Providence Centralia Hospital, a rural hospital servicing Lewis County and the surrounding areas in the state of Washington, is employing a Wi-Fi-based real-time location system (RTLS) to track the critical tablet PCs that its clinicians use to access patient data and associated applications from anywhere on the hospital grounds. The system leverages the facility's existing IT infrastructure and network investments, including its medical-grade wireless network, and also leverages the tablets' Wi-Fi capabilities. It uses AeroScout's RTLS engine to determine the device's location at any given time, enabling doctors to find the tablets and access electronic medical records as needed (see Providence Centralia Uses RTLS to Track Electronic Charts).

The Bhagwan Mahaveer Jain (BMJ) Heart Center, in Bangalore, India, is using passive ultrahigh-frequency (UHF) RFID tags to help maintain patient records, monitor patient flow and care, and track assets throughout the hospital's outpatient department. Since the fall of 2006, the cardiac hospital—part of the Vivus Group—has employed the Clinical Information Processing Platform (CLIP), from Aventyn, a wireless technology company based in San Diego, Calif. The facility now monitors an average of 100 new patients daily, as well as returning patients, as they check into its outpatient department.
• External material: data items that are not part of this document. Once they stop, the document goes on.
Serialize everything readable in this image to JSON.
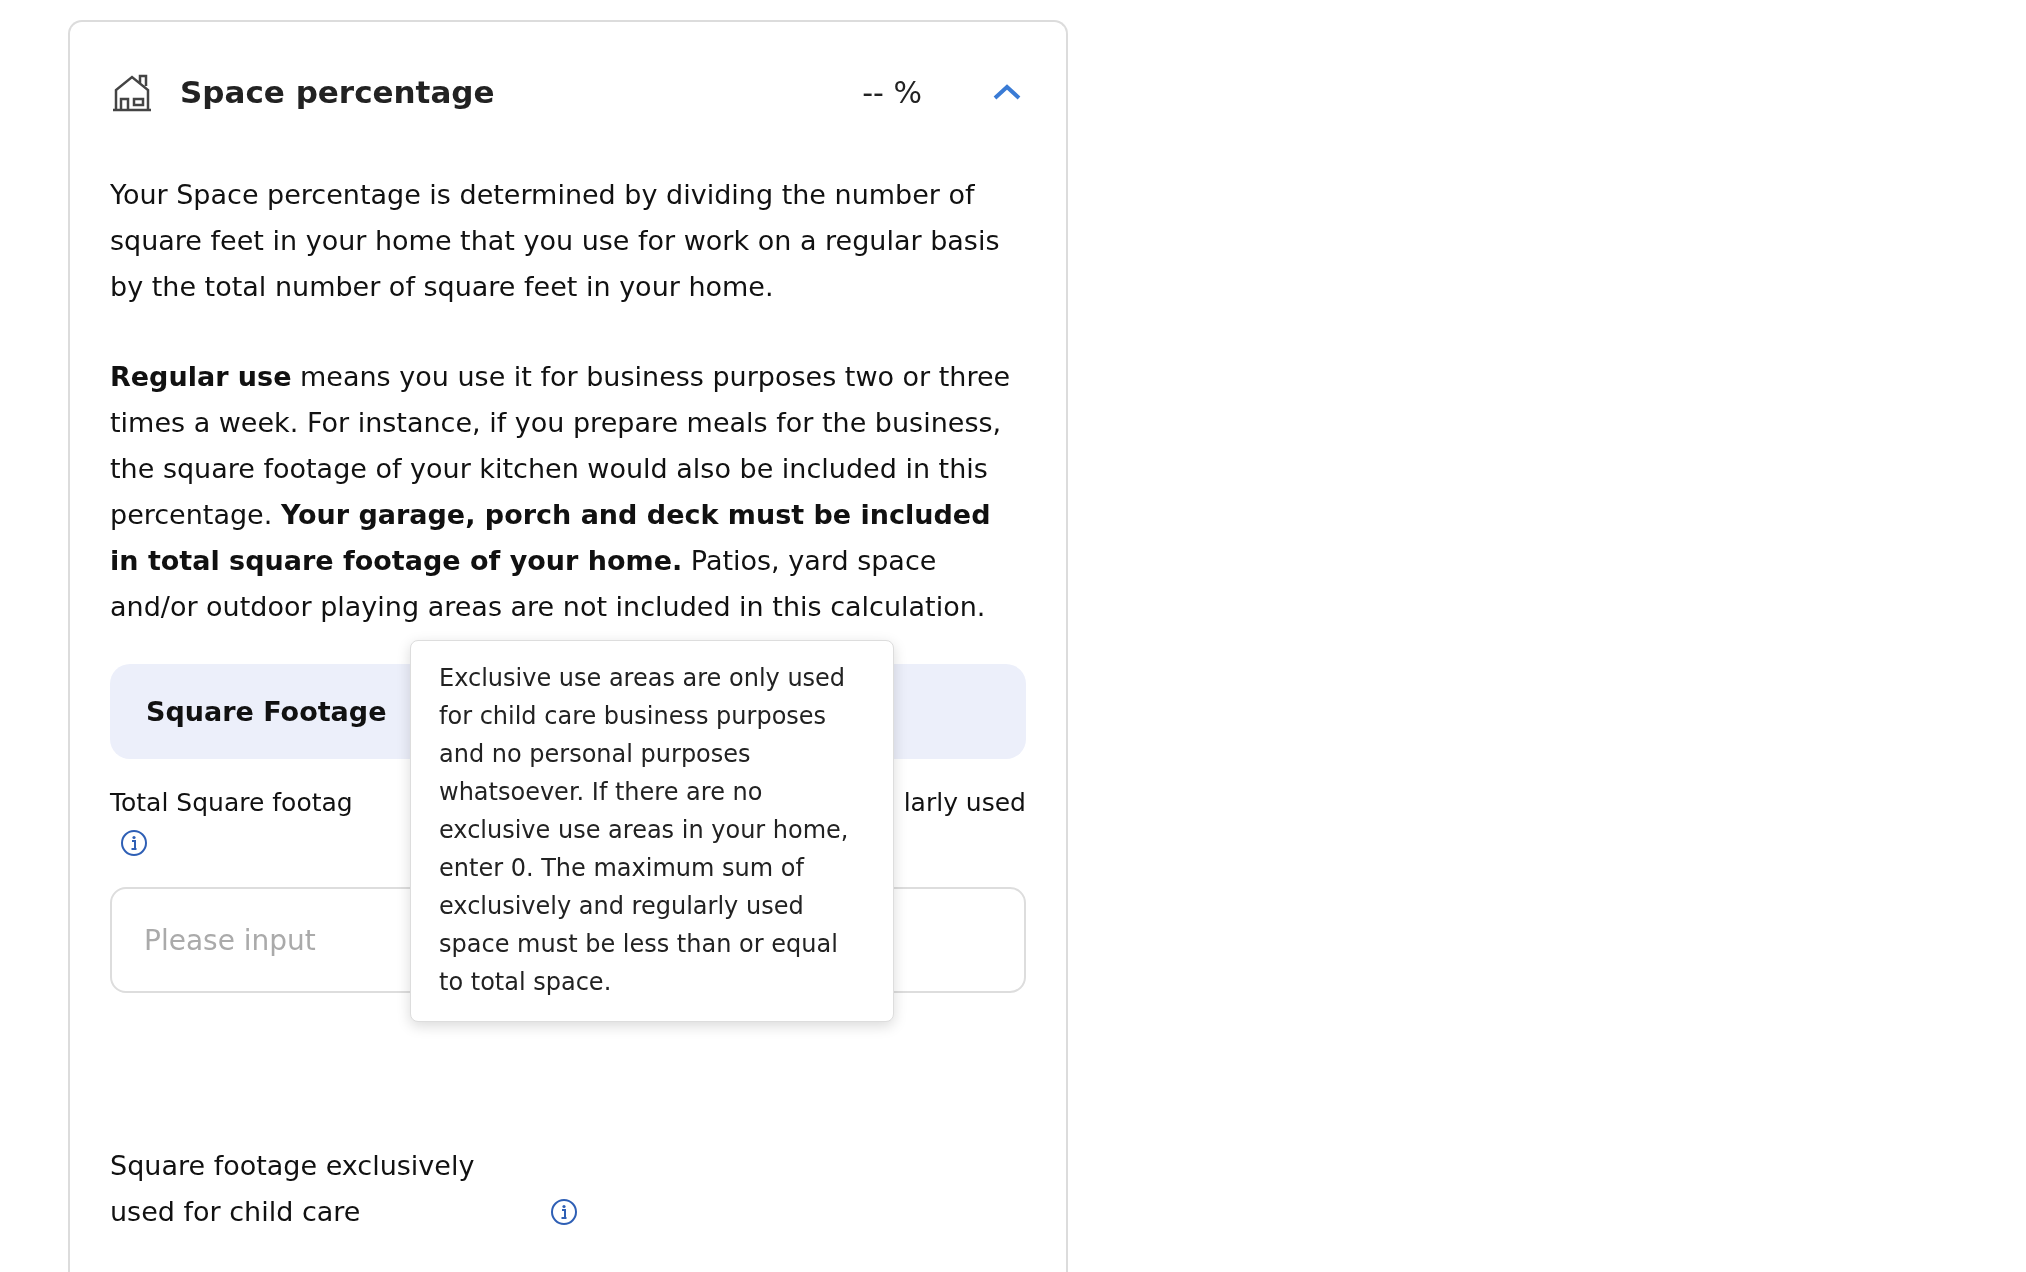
{
  "card": {
    "title": "Space percentage",
    "value": "-- %",
    "expanded": true,
    "paragraphs": [
      "Your Space percentage is determined by dividing the number of square feet in your home that you use for work on a regular basis by the total number of square feet in your home.",
      "**Regular use** means you use it for business purposes two or three times a week. For instance, if you prepare meals for the business, the square footage of your kitchen would also be included in this percentage. **Your garage, porch and deck must be included in total square footage of your home.** Patios, yard space and/or outdoor playing areas are not included in this calculation."
    ],
    "section_title": "Square Footage",
    "fields": [
      {
        "label_left": "Total Square footag",
        "label_right": "larly used",
        "placeholder": "Please input"
      }
    ],
    "second_label": "Square footage exclusively used for child care",
    "tooltip": "Exclusive use areas are only used for child care business purposes and no personal purposes whatsoever. If there are no exclusive use areas in your home, enter 0. The maximum sum of exclusively and regularly used space must be less than or equal to total space."
  }
}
Patients checking into BMJ's outpatient department receive RFID-tagged patient cards. The unique ID number on each tag is associated with that individual's electronic record in the CLIP Personal Health Manager. The goal was to issue patient health cards at the outpatient department's registration front desk, and to then track the patients as they proceeded through cardiologist consultation and diagnosis, so that their electronic health records would be received automatically based on patient identification. This eliminated the tedious manual effort of paper registration, as well as the use of paper forms for clinical records.

These are just some of the many ways in which RFID is helping to provide secure access to electronic medical records.